“For this anchovy pizza it’s all about the quality of the anchovies, so buy the best you can find ”
- 4 anchovy fillets
- ½ fresh red chilli , sliced
- 1 heaped teaspoon small capers , rinsed if salty
- extra virgin olive oil
- ½ lemon , zest and juice of
- 3 tablespoons tomato sauce
- 50 g mozzarella
- 1 tablespoon finely sliced fresh flat-leaf parsley
- sea salt
- freshly ground black pepper
- Make sure you get hold of good-quality tinned Spanish anchovies for this, otherwise it’s not worth making it.

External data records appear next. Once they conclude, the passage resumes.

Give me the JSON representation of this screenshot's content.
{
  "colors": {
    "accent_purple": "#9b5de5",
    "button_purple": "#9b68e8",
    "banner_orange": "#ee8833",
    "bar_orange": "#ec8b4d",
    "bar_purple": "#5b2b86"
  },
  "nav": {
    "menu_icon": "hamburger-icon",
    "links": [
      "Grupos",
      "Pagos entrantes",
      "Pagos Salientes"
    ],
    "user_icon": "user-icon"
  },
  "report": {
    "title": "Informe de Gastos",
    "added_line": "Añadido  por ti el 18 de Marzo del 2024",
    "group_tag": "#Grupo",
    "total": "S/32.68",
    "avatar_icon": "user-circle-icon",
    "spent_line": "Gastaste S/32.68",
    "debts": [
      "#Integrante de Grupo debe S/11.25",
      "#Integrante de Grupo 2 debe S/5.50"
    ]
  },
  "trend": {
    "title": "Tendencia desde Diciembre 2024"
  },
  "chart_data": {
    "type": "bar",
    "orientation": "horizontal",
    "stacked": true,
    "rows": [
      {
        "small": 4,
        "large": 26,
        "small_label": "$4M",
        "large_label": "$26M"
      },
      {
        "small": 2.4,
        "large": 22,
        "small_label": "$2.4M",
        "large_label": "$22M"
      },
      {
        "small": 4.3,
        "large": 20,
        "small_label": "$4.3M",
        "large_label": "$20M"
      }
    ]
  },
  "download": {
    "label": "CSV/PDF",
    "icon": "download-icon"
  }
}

Recipe for pizza dough and tomato sauce can be found here.
- Cut the anchovy fillets in half lengthways and add to a bowl with the sliced chilli – feel free to use as much as you like – the capers, a couple of tablespoons of extra virgin olive oil and the lemon zest. Squeeze over a little lemon juice as well and mix up. Let the anchovies sit in the marinade for 15 minutes. Smear the tomato sauce evenly over the pizza base and scatter torn-up pieces of mozzarella over the top. Evenly lay over the anchovy fillets, scatter over the capers and chilli, and sprinkle with a little parsley and seasoning. Drizzle with the leftover marinating oil and cook until crisp and golden.